Entretanto, não há milagre aqui também, se a melhoria deste relacionamento for tão importante em seus valores e pelas figuras que são significativas para você, então você deverá dar o primeiro passo, abrir o jogo, preparar-se para surpresas e respostas atravessadas, mas só assim se abrirá espaço para a higiene das roupas de cima e de baixo deste relacionamento. Simplesmente deixar que estas relações continuem encardidas mais um tempo não ajudará em nada esta sua re-promessa; melhor será riscá-la da lista a esperar (em vão) que a mágica por milagre lave a roupa suja.
Técnicas e práticas
Nós também temos metas centrais e objetivos que se tornam muito importantes em determinados momentos de nossas vidas e que não são tão profundos e arraigados quanto os intrapessoais ou carregados de emoções como os relacionamentos interpessoais.
Nesta categoria se encontram os estudos, a mudança de emprego, de carreira, uma viagem ou uma aquisição importante de um bem ou habilidade. Estas são as metas de natureza material ou conceitual que requerem menos de nossas relações e hábitos arraigados, mas ainda assim de muita disciplina e planejamento.
O planejamento deve ser realista na consideração dos recursos que podemos aplicar e no prazo que podemos esperar realizar a re-promessa, o que não se limita pelos dias do ano em curso. Colocar-se prazos fantasiosos e impossíveis apenas para caber no ano da promessa é pedir para se frustrar.
Já a disciplina para fazer o planejamento acontecer é a chave da re-promessa, pois se baseia mais na bússola de nossos valores e figuras mais importantes do que no calendário ou relógio das pressões externas.
Mas afinal, por qual dessas esferas eu começo minhas re-promessas?
Para não repetir a mesma tecla, de começar pelo mais importante para você, acrescente-se mais uma pergunta: devo colocar todas as re-promessas numa ou outra esfera das três propostas acima?
Considerando que o grau de dificuldade de realizar essas re-promessas vai das práticas às intrapessoais, não seria interessante escolher uma de cada esfera para não se colocar uma missão impossível logo de cara?

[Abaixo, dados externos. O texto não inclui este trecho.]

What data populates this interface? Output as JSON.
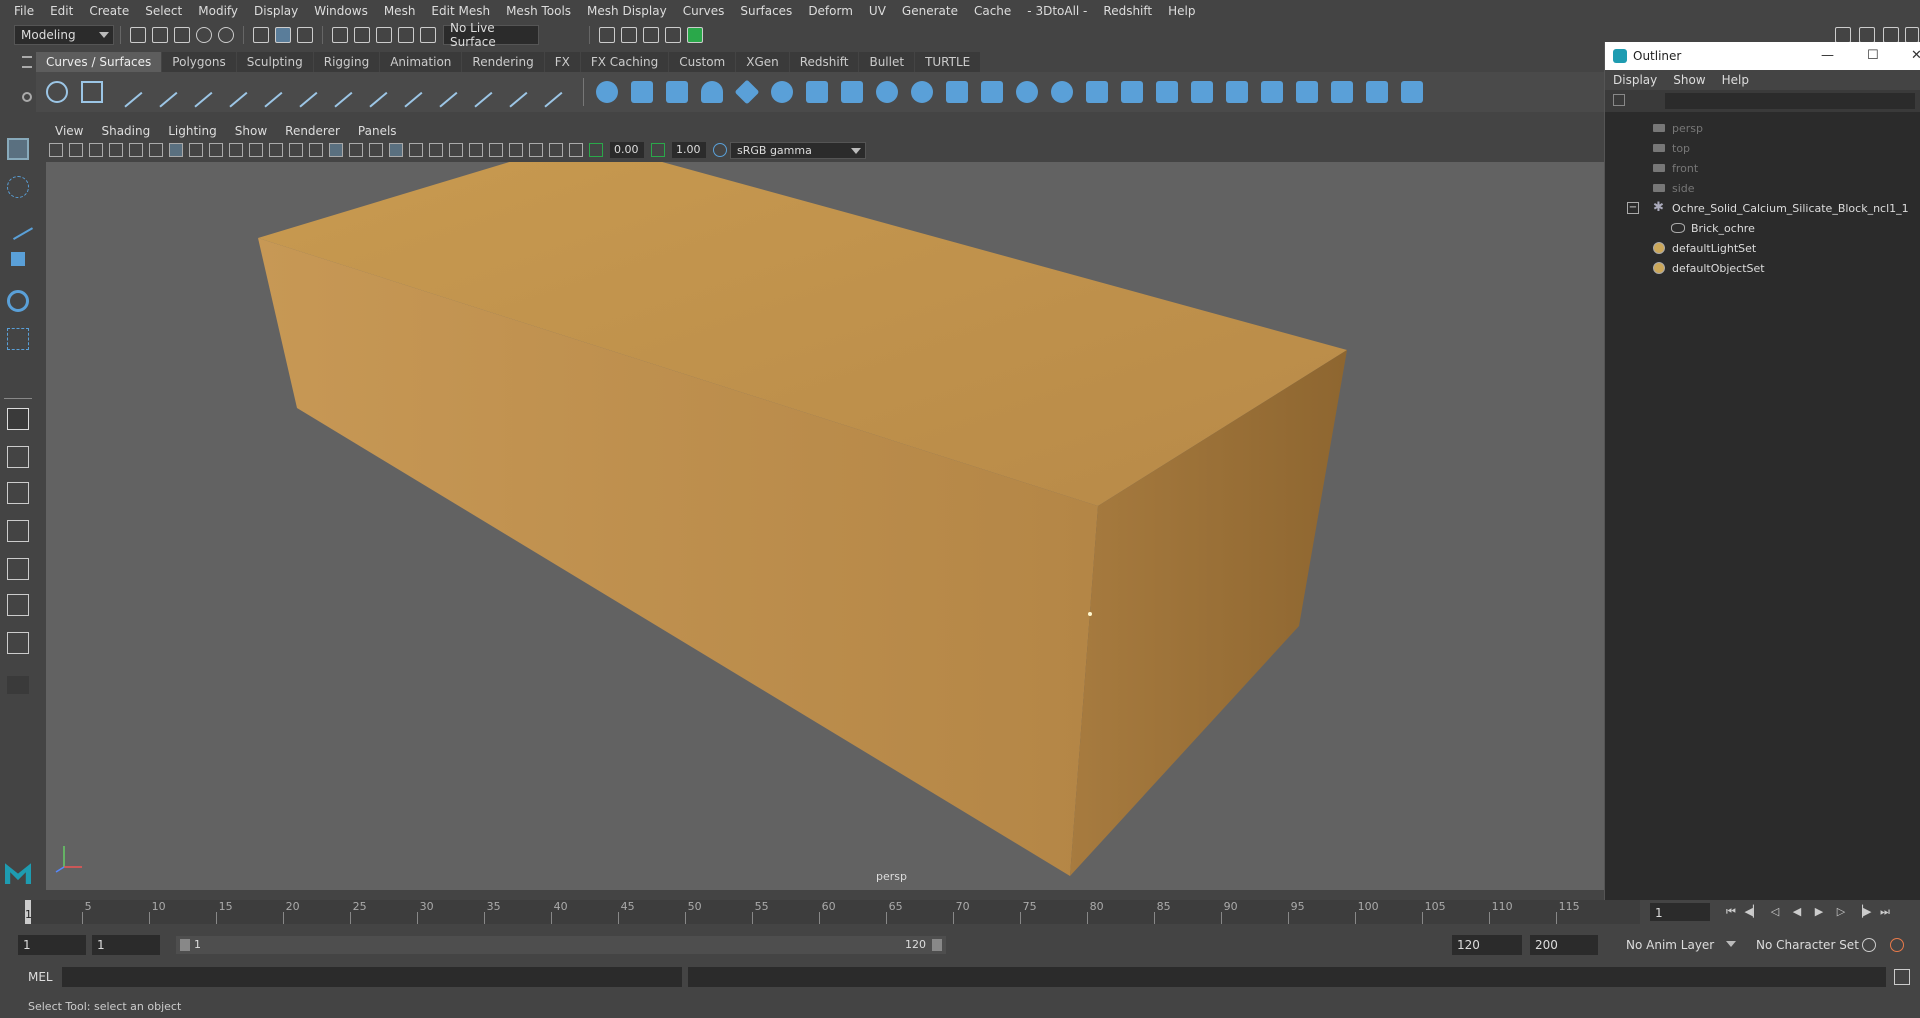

Afinal, emagrecer, parar de fumar, começar a fazer exercício, controlar as explosões emocionais e ser mais cuidadoso e “político” no trabalho, tudo ao mesmo tempo, como re-promessas de começo do ano, é pedir para acabar rapidinho com a alegria do Ano novo.
A escolha de uma meta mais relevante em cada uma das três esferas pode ajudar a concentrar naquilo que rará maior realização, desde que você tenha feito um bom trabalho na resposta à primeira pergunta. Parece que fazer apenas três re-promessas de começo de ano é tímido demais, pouco ambicioso e não aproveitar aquela energia de começo de agenda novinha, certo?
Pode ser… mas você poderá ter mais chances de começar a terminar um ano com promessas de final de ano cumpridas, sem ter que re-prometê-las no começo do ano que vem de novo.